Did You Move Here To Be In A Hurry?

Angie Ripple  |   Tuesday Nov. 1st, 2022

I recently met a woman, new to Bozeman, who explicitly told me that her family had moved here to escape the rat race of the East Coast city they moved from. Excellent. I assume many a transplant has done the same. The thing is, we don’t do the rat race here, and we don’t want to. Things are slower in Montana, too slow for some, not slow enough for others. It may take some getting used to, but you’d better get used to it.

Last month a dearly beloved teacher, father, husband, and community member was tragically killed while riding his bike on North 15th Ave. Within a week of his death, I witnessed a full-size truck, pulling a trailer of what looked like heavy construction equipment, blow a red light at 15th and Durston, the next major intersection from the fatal crash. Fortunately, no one was crossing the street during this incident, but I was stunned, and immediately saddened.
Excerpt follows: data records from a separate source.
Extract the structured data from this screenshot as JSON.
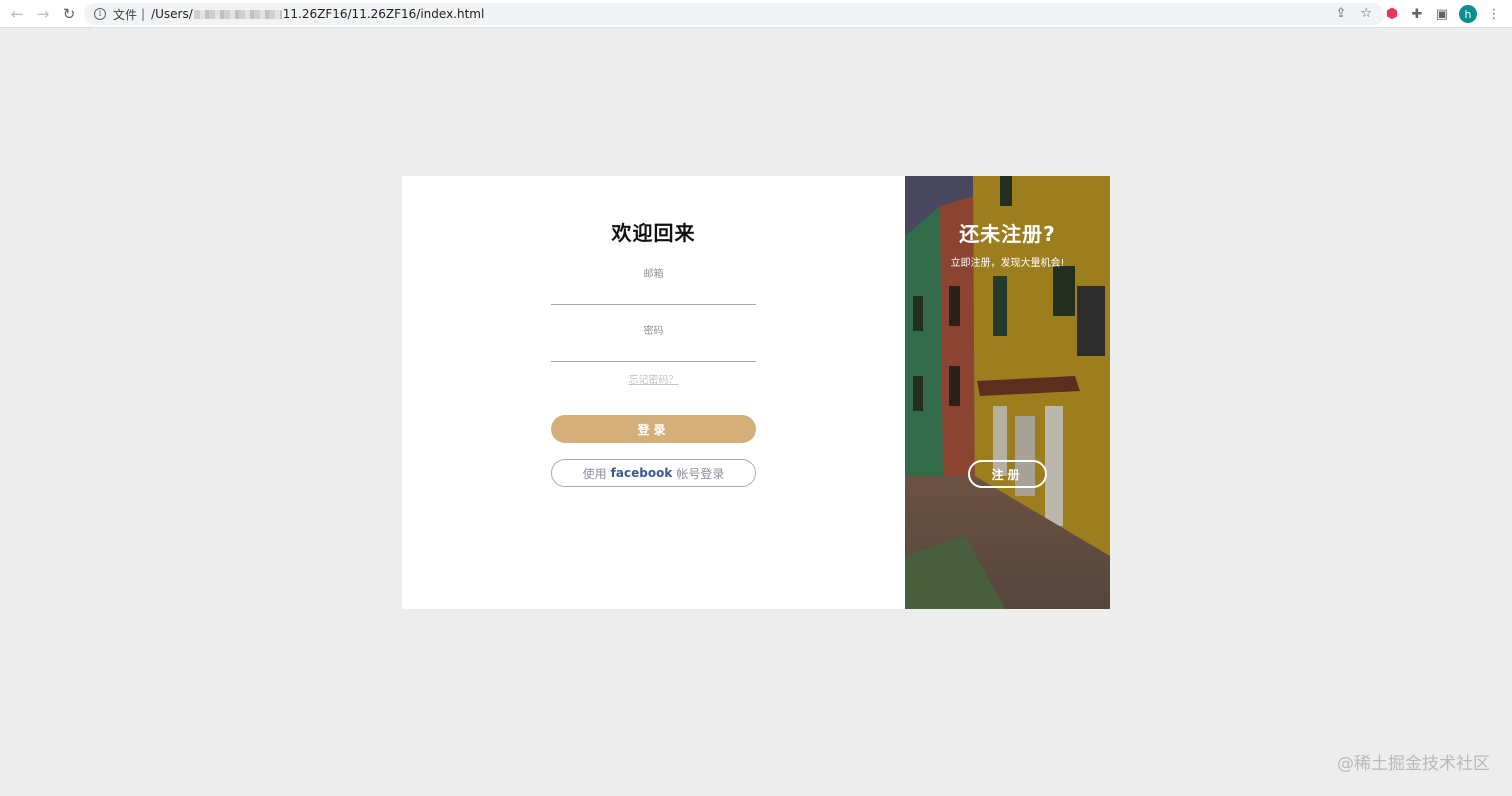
{
  "browser": {
    "back_icon": "←",
    "forward_icon": "→",
    "reload_icon": "↻",
    "info_icon": "i",
    "file_label": "文件",
    "separator": "|",
    "url_prefix": "/Users/",
    "url_suffix": "11.26ZF16/11.26ZF16/index.html",
    "share_icon": "⇪",
    "star_icon": "☆",
    "extension_icon": "⬢",
    "puzzle_icon": "✚",
    "sidepanel_icon": "▣",
    "avatar_letter": "h",
    "menu_icon": "⋮"
  },
  "login": {
    "title": "欢迎回来",
    "email_label": "邮箱",
    "password_label": "密码",
    "forgot_password": "忘记密码？",
    "login_button": "登录",
    "facebook_prefix": "使用",
    "facebook_brand": "facebook",
    "facebook_suffix": "帐号登录"
  },
  "signup": {
    "title": "还未注册?",
    "subtitle": "立即注册，发现大量机会!",
    "register_button": "注册"
  },
  "watermark": "@稀土掘金技术社区",
  "colors": {
    "page_bg": "#ededed",
    "accent": "#d4af7a",
    "facebook": "#3b5998"
  }
}
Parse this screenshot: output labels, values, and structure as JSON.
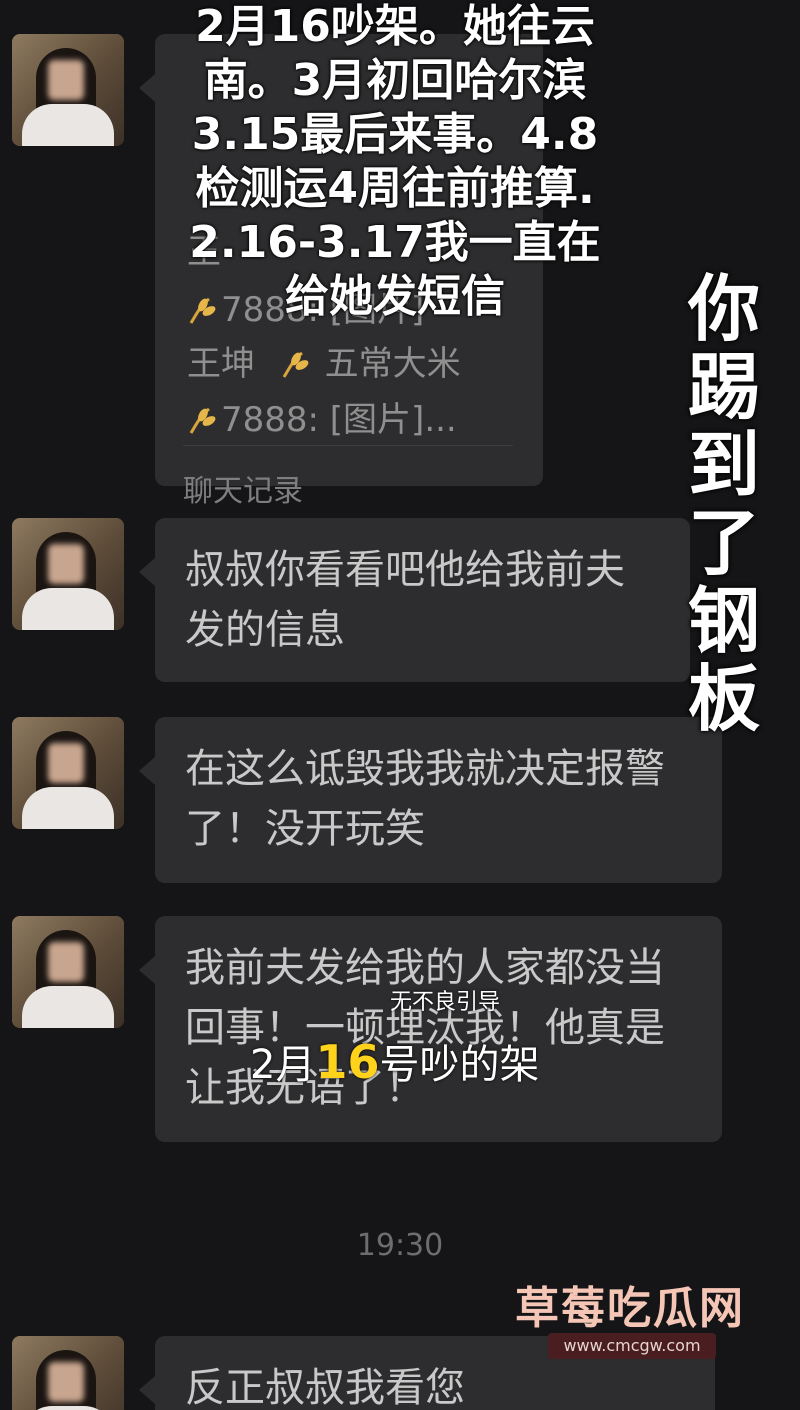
{
  "record_card": {
    "lines": [
      "王",
      "7888: [图片]",
      "王坤",
      "五常大米",
      "7888: [图片]..."
    ],
    "footer": "聊天记录"
  },
  "messages": [
    {
      "text": "叔叔你看看吧他给我前夫发的信息"
    },
    {
      "text": "在这么诋毁我我就决定报警了！没开玩笑"
    },
    {
      "text": "我前夫发给我的人家都没当回事！一顿埋汰我！他真是让我无语了！"
    },
    {
      "text": "反正叔叔我看您"
    }
  ],
  "timestamp": "19:30",
  "overlay_caption": {
    "lines": [
      "2月16吵架。她往云",
      "南。3月初回哈尔滨",
      "3.15最后来事。4.8",
      "检测运4周往前推算.",
      "2.16-3.17我一直在",
      "给她发短信"
    ]
  },
  "vertical_caption": [
    "你",
    "踢",
    "到",
    "了",
    "钢",
    "板"
  ],
  "subtitle": {
    "small": "无不良引导",
    "prefix": "2月",
    "highlight": "16",
    "suffix": "号吵的架"
  },
  "watermark": {
    "title": "草莓吃瓜网",
    "url": "www.cmcgw.com"
  },
  "colors": {
    "background": "#151517",
    "bubble": "#2d2d2f",
    "highlight": "#ffd21c"
  }
}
It’s not like it’s the first red light I’ve ever seen run—it was more the velocity of the barreling vehicle, and the proximity to the crash site a few football fields away.

A few weeks before this, I was within an hour of witnessing the 75 year-old man who was hit on his bike on Huffine Lane early in the morning. I came upon seemingly endless police lights, a fire truck, an ambulance, and coroner. My heart hurt for the bicyclist and his family, and I also felt sadness and empathy for the driver of the car on the side of the road. One morning they can never have back, one wrong move, and everything is different—the life they knew Is over, too.

This week, while driving North on 11th Avenue near the MSU Duck Pond, I witnessed a car come within inches of hitting a student crossing the street at one of the many crosswalks.

As a whole, we are distracted drivers beyond imagination. The possibility that you could hold a phone and operate it while keeping your eyes on the road and your surroundings is laughable, yet I see it daily. It only takes a single second to change the rest of your life.

It seems we are in need of a reality check. This is Bozeman, Montana. Not Austin, or New York, not anywhere or anything like anywhere else on the planet. It’s Montana. We are laid back. We take care of each other. We look out for each other. We don’t do the rat race. I really don’t think anyone moved here to be in a hurry, but check yourself.